Does this always terminate?
type token =
| Int(int)
| Float(float)
| Eof
type parser = {token: token}
let next = _parser => () // consume one token, implementation omitted
@progress(next)
let rec f = parser =>
switch parser.token {
| Int(i) => g(parser) + i
| Eof => 0
| _ =>
next(parser)
f(parser)
}
and gParam = (parser, ~gFun) =>
switch parser.token {
| Int(i) => gFun(parser) + i
| _ => f(parser)
}
and g = parser => {
next(parser)
gParam(parser, ~gFun=g)
}According to the analysis, it does terminate.
This demonstrates the use of a higher-order function gParam, which is passed g via labeled argument gFun. This is one case which does not trigger a hygiene violation: functions we opt into can either be called directly or passed via labeled arguments.
Internally the analysis keeps a table of relevant functions: those that are part of a mutual recursive definition annotated with @progress, and those that receive one of these functions as argument.
Function Table
1 f: [g; _ || _ || +next; f]
2 g: +next; gParam<gFun:g>
3 gParam<gFun>: [gFun; _ || f]
The body of the functions has been stripped of all unnecessary details, such as pattern matching. Only explicit calls to relevant functions are left, including +next where + indicates a progress function. The non-determinism in the control flow is represented as [... || ... || ...], and sequential composition as ;.
The analysis proceeds by checking that no path from a function to itself exists without passing through a progress function first. In case of parametric functions such as gParam, specific instantiations are analyzed separately. For example, the instantiation gParam<gFun:g> can end up calling itself by either calling gFun, i.e. g, which calls gParam<gFun:g>, or by calling f which calls g which calls gParam<gFun:g>. In either case, progress is made, hence the analysis reports no issues.

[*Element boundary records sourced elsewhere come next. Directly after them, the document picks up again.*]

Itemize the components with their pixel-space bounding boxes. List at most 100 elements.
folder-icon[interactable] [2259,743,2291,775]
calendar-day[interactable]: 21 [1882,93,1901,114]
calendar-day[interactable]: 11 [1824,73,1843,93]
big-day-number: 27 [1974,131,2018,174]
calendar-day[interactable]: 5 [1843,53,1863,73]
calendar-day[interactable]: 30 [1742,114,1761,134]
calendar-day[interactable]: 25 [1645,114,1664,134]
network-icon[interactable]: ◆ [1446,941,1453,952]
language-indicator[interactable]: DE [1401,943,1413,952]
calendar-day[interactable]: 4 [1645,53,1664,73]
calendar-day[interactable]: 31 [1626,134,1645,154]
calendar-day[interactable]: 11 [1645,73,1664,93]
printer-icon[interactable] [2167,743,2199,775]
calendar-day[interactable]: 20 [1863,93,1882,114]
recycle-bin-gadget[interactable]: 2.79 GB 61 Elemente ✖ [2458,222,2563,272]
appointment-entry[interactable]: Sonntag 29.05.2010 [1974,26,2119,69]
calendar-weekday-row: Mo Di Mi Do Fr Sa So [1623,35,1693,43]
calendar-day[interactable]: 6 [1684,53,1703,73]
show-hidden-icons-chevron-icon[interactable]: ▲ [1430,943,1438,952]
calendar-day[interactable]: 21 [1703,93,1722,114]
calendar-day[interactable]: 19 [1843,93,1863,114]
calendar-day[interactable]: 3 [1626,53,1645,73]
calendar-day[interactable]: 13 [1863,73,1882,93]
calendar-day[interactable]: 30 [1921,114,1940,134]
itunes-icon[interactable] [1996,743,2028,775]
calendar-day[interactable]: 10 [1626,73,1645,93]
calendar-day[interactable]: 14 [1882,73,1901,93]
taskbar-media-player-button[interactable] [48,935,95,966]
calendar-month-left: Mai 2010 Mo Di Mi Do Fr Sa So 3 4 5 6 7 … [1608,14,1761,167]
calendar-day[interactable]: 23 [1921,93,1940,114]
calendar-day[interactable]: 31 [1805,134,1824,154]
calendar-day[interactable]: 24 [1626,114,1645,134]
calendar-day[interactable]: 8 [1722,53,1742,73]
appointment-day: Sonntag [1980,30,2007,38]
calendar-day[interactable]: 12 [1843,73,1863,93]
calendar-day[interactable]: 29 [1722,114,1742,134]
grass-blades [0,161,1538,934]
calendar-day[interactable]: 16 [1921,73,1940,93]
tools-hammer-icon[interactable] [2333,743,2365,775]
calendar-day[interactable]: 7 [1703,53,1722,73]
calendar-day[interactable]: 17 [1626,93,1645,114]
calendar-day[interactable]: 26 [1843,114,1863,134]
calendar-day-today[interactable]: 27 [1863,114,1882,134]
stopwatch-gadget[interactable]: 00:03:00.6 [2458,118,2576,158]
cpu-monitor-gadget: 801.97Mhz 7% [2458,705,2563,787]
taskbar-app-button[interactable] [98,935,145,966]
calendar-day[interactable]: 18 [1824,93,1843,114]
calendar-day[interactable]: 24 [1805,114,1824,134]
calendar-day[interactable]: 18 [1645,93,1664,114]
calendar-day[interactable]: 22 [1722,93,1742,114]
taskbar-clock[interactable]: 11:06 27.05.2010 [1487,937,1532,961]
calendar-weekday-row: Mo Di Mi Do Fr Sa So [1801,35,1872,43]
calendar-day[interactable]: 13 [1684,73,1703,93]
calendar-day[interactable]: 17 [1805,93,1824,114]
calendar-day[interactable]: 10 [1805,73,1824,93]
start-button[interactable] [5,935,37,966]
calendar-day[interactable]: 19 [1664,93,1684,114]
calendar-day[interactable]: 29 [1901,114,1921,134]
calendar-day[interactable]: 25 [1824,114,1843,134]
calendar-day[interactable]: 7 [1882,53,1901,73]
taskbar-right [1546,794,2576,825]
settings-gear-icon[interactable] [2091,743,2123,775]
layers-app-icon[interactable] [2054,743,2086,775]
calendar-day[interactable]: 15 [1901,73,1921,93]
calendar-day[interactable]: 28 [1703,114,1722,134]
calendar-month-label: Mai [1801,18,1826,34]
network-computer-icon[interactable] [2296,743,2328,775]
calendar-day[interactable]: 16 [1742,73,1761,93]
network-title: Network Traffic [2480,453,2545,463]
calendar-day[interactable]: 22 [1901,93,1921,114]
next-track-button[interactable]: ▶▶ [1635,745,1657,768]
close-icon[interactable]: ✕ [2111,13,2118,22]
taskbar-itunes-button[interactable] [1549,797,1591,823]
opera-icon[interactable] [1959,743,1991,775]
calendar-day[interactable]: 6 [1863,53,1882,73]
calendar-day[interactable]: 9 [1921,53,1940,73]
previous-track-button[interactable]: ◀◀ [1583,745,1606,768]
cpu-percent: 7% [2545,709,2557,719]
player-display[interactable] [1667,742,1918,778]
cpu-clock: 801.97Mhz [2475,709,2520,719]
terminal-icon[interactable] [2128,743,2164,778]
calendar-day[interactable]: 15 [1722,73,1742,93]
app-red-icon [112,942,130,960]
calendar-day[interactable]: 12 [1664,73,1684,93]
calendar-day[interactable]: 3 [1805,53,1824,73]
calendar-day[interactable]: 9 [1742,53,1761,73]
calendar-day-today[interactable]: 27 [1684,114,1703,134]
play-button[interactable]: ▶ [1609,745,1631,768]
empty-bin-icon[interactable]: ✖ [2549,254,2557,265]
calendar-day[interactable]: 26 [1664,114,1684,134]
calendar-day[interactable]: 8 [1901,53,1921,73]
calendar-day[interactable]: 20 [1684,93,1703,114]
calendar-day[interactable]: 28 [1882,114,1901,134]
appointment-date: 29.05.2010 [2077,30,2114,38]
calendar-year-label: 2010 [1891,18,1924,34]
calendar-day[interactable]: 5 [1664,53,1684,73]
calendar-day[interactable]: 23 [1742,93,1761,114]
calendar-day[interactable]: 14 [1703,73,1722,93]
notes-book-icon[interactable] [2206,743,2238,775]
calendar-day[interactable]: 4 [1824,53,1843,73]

Starting from a problem observed during the development of a hand-crafted language parser, a termination analysis was developed. The analysis is designed to be a lightweight layer on top of an existing language, and integrate with the normal development flow without requiring specialist knowledge. It is opt-in, just for the areas of code the user is interested in, and its execution time is negligible. The analysis has brought clear value by eliminating a common class of bugs during development of the parser. We believe that the technique has wider applicability, and would love to explore other application domains. Another interesting direction is the full integration with the programming language, e.g. using a form of termination types that encode the mechanisms used by the analysis engine.